Para sahabat melihat Nabi Shallallahu
‘Alaihi wa Sallam bersama Dihya. Mereka tidak tahu bahwa yang bersama
beliau sejatinya adalah Jibril a.s dan bukan Dihya. Sampai Nabi
Shallallahu ‘Alaihi wa Sallam sendiri mengakui ketampanan Dihya, “JIbril
datang kepadaku dengan meminjam wajah Dihya al-Kalby, dan Dihya adalah
seorang lelaki yang sangat tampan,” kata beliau.
Kedatangan Jibril a.s dengan wajah Dihya
diketahui oleh sahabat dalam kesempatan yang berbeda-beda. Suatu saat
Aisyah radhiallahu ‘anha pernah berkata, “Ya Rasulullah, aku lihat
engkau baru saja berbincang-bincang sambil berdiri bersama Dihya
al-Kalbi.” Rasul Shallallahu ‘Alaihi wa Sallam menjawab, “Apakah memang
demikian yang kamu lihat?,” “Ya,” jawab Aisyah. Nabi Shallallahu ‘Alaihi
wa Sallam bersabda, “Yang baru saja kamu lihat adalah Jibril, dia
menyampaikan salam untukmu.” Aisyah berkata, “Wa alaihis salam
warahmatullah.”
Ummu Salamah radhiallahu ‘anha juga
pernah melihat Jibril ‘Alaihi Salam dalam bentuk Dihya. Ia menuturkan,
“Suatu hari Nabi Shallallahu ‘Alaihi wa Sallam berbincang-bincang dengan
seseorang.” Ketika orang itu pergi, Nabi Shallallahu ‘Alaihi wa Sallam
menghampiriku dan bertanya, “Tahukah kamu siapa yang baru saja
bersamaku?,” aku menjawab, “Dihya al-Kalbi.” Aku tidak tahu kalau
sebenarnya yang datang itu adalah Jibril Shallallahu ‘Alaihi wa Sallam,
kecuali setelah aku mendengar Nabi Shallallahu ‘Alaihi wa Sallam
bercerita tentang obrolan kami kepada para sahabatnya.”
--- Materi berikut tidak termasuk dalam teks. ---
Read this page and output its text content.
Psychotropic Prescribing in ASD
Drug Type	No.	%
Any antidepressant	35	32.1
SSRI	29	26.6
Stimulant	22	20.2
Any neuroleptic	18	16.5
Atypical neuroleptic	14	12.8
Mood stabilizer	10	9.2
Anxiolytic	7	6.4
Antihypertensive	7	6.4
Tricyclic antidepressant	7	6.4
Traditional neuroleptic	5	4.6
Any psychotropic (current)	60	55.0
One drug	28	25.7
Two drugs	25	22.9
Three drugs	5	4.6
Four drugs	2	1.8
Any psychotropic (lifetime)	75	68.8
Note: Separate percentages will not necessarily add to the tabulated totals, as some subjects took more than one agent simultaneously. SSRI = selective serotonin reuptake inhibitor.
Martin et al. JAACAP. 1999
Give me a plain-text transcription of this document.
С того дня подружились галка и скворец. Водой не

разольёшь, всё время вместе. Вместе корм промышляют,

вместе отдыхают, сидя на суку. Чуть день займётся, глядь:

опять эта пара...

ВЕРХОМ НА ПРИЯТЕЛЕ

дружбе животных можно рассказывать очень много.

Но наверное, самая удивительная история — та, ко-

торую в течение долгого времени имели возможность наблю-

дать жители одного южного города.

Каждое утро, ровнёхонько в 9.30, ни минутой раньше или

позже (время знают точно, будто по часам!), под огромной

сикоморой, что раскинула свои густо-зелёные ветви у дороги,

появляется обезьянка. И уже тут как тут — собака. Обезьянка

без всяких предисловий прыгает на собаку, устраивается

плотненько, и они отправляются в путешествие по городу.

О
Selain kedua istri Nabi Shallallahu
‘Alaihi wa Sallam ini, ada juga beberapa orang sahabat yang sempat
melihat Jibril a.s dalam bentuk wajah Dihya. Seperti yang terjadi
menjelang keberangkatan para sahabat menuju perkampungan Bani Quraidzah.
Nabi Shallallahu ‘Alaihi wa Sallam bertanya, “Apakah baru saja ada
orang yang lewat?,” para sahabat menjawab, “Ya, wahai Rasulullah, yang
baru saja lewat adalah Dihya bin Khalifah al-Kalbi, yang mengendarai
kuda berwarna putih. Di atas kudanya ada pelana yang dilapisi oleh kain
yang terbuat dari sutera.” Kemudian Rasulullah Shallallahu ‘Alaihi wa
Sallam bersabda, “Itu tadi adalah Jibril yang diutus untuk mendatangi
kaum Yahudi bani Quraizhah untuk menggetarkan benteng-benteng mereka dan
membuat mereka takut.”
Dihya dengan segala kesibukan dan
kelebihannya itu, ternyata masih menyimpan keahlian berdiplomasi. Maka
kepergiannya suatu kali ke Syam, bukan saja membawa barang dagangan.
Tetapi ia mendapat tugas besar untuk menyampaikan surat Rasulullah
Shallallahu ‘Alaihi wa Sallam kepada kaisar Romawi (Heraklius). Surat
yang berisi ajakan untuk memeluk Islam kepada kaisar yang memerintah
salah satu negara super power kala itu.
Nabi Shallallahu ‘Alaihi wa Sallam
mengirim surat ke berbagai penguasa. Dan tentunya Nabi Shallallahu
‘Alaihi wa Sallam mempunyai pandangan dan pilihan yang tepat terhadap
para sahabat yang cocok untuk menyampaikan surat itu, dilihat dari
berbagai sudut. Sudut kemampuan berdiplomasi, sudut penguasa yang akan
dihadapi dan seterusnya. Dan untuk menghadapi tipe kaisar, memang
Dihya-lah orang yang paling pantas untuk menjalankan tugas mulia ini.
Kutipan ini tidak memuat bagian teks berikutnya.